A iniciativa, proposta pela Comissão Europeia para facilitar a mobilidade e a livre circulação de pessoas, em segurança, dentro da União Europeia, carece de acordo no Conselho da União Europeia, que, por sua vez, terá de chegar a acordo com o Parlamento Europeu, num processo que o deputado espera ver desencadeado de forma célere, até para que o verão já possa trazer novo alento à atividade turística

“No exercício da Presidência do Conselho Europeu que Portugal detém até finais de junho, aquilo que se espera é que o Governo da República tenha consciência da importância desta iniciativa e possa envidar os maiores esforços e diligências para garantir os acordos e a aprovação deste Certificado, que é, sem dúvida, uma alavanca fundamental à retoma da atividade turística do País e, em particular, da nossa Região”. A afirmação é do deputado Sérgio Marques que, nesta segunda-feira, fez questão de sublinhar a validade e oportunidade da proposta apresentada pela Comissão Europeia para a criação de um Certificado Verde Digital que visa facilitar a mobilidade e a livre circulação de pessoas dentro da União Europeia no atual quadro de pandemia, certificado esse que espera ver em vigor ainda antes do Verão.

“Para Regiões como a Madeira, fortemente dependentes do setor do Turismo, esta iniciativa assume uma importância vital, tanto mais quando vem potenciar a mobilidade em segurança e sem os atuais constrangimentos em vigor, na medida em que vem permitir que os cidadãos europeus que já tenham contraído a doença (e que por isso estão imunizados), que já estejam vacinados ou que tiverem feito teste 72 horas anteriores a qualquer viagem possam deslocar-se livremente, evitando-se quarentenas, testes à chegada ou à partida ou duplos testes”, explica o deputado, vincando que a segurança e a maior comodidade que esta medida acarreta serão, certamente, facilitadoras à mobilidade e consequente recuperação gradual da atividade turística, gravemente afetada pela pandemia.

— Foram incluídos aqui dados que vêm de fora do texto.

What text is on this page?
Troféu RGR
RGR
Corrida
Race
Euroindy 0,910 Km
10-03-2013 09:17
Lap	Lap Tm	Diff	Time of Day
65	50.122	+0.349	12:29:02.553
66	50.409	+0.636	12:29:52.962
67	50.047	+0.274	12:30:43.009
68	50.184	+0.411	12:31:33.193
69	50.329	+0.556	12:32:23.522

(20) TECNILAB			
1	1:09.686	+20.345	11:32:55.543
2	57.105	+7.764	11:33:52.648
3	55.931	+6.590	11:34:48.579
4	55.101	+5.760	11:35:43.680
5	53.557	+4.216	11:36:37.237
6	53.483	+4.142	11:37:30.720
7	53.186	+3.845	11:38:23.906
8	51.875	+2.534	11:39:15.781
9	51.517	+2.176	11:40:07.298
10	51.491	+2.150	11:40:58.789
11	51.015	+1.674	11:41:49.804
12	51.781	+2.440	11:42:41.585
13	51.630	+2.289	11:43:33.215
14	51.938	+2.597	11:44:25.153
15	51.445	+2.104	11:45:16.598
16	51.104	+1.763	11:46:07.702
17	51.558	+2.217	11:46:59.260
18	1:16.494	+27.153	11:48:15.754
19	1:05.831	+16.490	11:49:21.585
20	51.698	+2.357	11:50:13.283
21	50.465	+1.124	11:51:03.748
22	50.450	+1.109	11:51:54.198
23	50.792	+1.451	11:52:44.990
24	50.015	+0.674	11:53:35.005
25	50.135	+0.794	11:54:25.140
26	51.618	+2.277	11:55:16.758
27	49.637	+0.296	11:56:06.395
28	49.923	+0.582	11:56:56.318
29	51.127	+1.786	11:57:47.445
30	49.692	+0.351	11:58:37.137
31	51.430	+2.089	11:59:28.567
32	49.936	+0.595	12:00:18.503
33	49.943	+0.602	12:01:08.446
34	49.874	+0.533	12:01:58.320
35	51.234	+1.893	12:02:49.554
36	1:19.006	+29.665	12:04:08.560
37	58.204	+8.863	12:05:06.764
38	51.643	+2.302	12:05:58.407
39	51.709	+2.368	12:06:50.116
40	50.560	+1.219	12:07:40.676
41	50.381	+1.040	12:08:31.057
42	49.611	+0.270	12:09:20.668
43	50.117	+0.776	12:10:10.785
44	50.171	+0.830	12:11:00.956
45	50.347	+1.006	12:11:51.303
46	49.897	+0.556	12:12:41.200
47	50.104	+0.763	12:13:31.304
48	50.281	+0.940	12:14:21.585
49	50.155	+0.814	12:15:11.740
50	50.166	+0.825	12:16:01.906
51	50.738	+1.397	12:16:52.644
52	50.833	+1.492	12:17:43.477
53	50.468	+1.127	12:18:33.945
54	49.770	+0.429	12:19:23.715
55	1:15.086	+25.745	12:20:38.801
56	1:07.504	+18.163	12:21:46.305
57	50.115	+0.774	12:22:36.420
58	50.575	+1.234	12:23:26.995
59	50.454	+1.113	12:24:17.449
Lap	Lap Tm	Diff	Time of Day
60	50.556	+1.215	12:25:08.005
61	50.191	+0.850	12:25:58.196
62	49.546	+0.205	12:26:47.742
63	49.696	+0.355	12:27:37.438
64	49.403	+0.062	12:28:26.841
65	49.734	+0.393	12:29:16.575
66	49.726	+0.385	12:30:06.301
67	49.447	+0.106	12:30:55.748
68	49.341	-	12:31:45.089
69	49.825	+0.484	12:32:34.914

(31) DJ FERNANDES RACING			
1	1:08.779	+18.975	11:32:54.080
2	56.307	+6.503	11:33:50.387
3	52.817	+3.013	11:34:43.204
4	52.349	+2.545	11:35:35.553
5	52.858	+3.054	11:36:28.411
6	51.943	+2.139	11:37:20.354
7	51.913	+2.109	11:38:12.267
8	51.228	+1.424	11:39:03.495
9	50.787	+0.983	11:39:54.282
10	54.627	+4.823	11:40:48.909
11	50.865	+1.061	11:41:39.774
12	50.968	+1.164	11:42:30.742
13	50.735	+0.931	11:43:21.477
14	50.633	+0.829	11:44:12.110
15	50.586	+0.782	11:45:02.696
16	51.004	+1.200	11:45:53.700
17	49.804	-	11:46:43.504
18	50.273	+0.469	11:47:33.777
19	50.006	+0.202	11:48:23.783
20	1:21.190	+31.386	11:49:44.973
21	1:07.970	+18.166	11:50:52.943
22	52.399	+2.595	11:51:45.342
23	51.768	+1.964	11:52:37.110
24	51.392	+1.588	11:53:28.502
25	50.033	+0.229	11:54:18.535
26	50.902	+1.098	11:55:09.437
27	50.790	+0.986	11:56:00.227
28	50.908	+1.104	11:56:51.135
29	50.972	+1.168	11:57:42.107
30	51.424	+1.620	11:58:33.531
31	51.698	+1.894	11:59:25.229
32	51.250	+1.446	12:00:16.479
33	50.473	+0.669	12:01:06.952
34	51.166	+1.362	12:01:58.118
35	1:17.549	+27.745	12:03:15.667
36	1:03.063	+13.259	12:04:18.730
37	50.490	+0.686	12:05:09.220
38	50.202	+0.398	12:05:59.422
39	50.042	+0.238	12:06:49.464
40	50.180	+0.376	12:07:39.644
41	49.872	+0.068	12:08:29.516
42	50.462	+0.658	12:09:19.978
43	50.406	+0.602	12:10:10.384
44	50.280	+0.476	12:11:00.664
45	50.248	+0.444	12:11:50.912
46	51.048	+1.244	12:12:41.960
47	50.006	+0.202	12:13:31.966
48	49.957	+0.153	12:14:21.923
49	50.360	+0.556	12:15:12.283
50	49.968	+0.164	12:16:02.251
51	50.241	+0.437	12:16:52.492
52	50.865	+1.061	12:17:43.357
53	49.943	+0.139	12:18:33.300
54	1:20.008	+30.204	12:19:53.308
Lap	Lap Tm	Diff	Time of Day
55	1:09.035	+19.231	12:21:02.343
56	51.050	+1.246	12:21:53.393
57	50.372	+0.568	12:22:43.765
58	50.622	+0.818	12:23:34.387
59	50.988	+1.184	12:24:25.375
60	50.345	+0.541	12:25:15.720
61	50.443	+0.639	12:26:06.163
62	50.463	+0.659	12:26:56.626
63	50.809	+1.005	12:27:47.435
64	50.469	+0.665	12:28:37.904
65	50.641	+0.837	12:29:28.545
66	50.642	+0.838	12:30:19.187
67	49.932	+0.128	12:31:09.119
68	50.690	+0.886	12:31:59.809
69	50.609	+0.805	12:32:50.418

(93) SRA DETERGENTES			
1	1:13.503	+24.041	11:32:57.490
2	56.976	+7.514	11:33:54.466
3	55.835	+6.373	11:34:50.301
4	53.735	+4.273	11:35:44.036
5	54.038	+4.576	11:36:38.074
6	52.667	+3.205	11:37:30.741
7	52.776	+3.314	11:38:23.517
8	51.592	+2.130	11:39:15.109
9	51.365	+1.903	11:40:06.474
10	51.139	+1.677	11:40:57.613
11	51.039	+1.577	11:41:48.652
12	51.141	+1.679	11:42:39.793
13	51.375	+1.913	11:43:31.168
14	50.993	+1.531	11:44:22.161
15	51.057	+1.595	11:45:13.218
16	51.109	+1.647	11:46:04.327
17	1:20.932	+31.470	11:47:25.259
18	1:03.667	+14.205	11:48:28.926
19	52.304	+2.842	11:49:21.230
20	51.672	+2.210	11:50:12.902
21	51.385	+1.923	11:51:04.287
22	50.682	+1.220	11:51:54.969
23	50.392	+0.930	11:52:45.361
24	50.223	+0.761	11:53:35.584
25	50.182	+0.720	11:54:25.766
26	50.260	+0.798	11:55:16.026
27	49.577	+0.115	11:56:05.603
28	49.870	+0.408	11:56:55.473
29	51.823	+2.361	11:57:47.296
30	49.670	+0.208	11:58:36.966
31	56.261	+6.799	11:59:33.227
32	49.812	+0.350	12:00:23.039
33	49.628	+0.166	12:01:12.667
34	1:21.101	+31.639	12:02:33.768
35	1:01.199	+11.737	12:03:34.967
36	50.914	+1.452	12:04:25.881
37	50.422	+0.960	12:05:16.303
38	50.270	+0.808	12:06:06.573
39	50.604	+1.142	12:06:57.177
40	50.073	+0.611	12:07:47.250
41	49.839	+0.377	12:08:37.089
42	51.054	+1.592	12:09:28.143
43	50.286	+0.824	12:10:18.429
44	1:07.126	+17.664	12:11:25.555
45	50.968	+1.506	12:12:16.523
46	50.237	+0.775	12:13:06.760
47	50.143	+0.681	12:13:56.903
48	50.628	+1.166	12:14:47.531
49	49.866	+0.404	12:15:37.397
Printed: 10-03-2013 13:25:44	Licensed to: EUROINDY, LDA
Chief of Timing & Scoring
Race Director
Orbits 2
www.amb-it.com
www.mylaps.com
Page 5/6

Sublinhando que esta é, efetivamente, “uma boa solução”, Sérgio Marques apela a que o processo seja rápido e que todos os seus trâmites sejam conduzidos com a maior celeridade possível, até para garantir que a mesma possa entrar em vigor até ao verão.

“Sendo certo que, na sequência desta proposta, há que obter um acordo no Conselho da União Europeia que depois, por sua vez, terá de chegar a acordo com o Parlamento Europeu, o que leva dois a três meses até que a iniciativa seja aprovada, aquilo que esperamos é que Portugal, estando na Presidência do Conselho Europeu até finais de junho, faça tudo o que estiver ao seu alcance para garantir esta aprovação e implementação” afirma o deputado eleito pelo PSD/M à Assembleia da República, deixando claro que o ideal é que esta iniciativa já estivesse aprovada antes da Presidência Portuguesa acabar. “É isto que se exige a quem detém a Presidência do Conselho Europeu e é isso que todos aqueles que trabalham e dependem deste setor também esperam que venha a ser uma realidade”, rematou.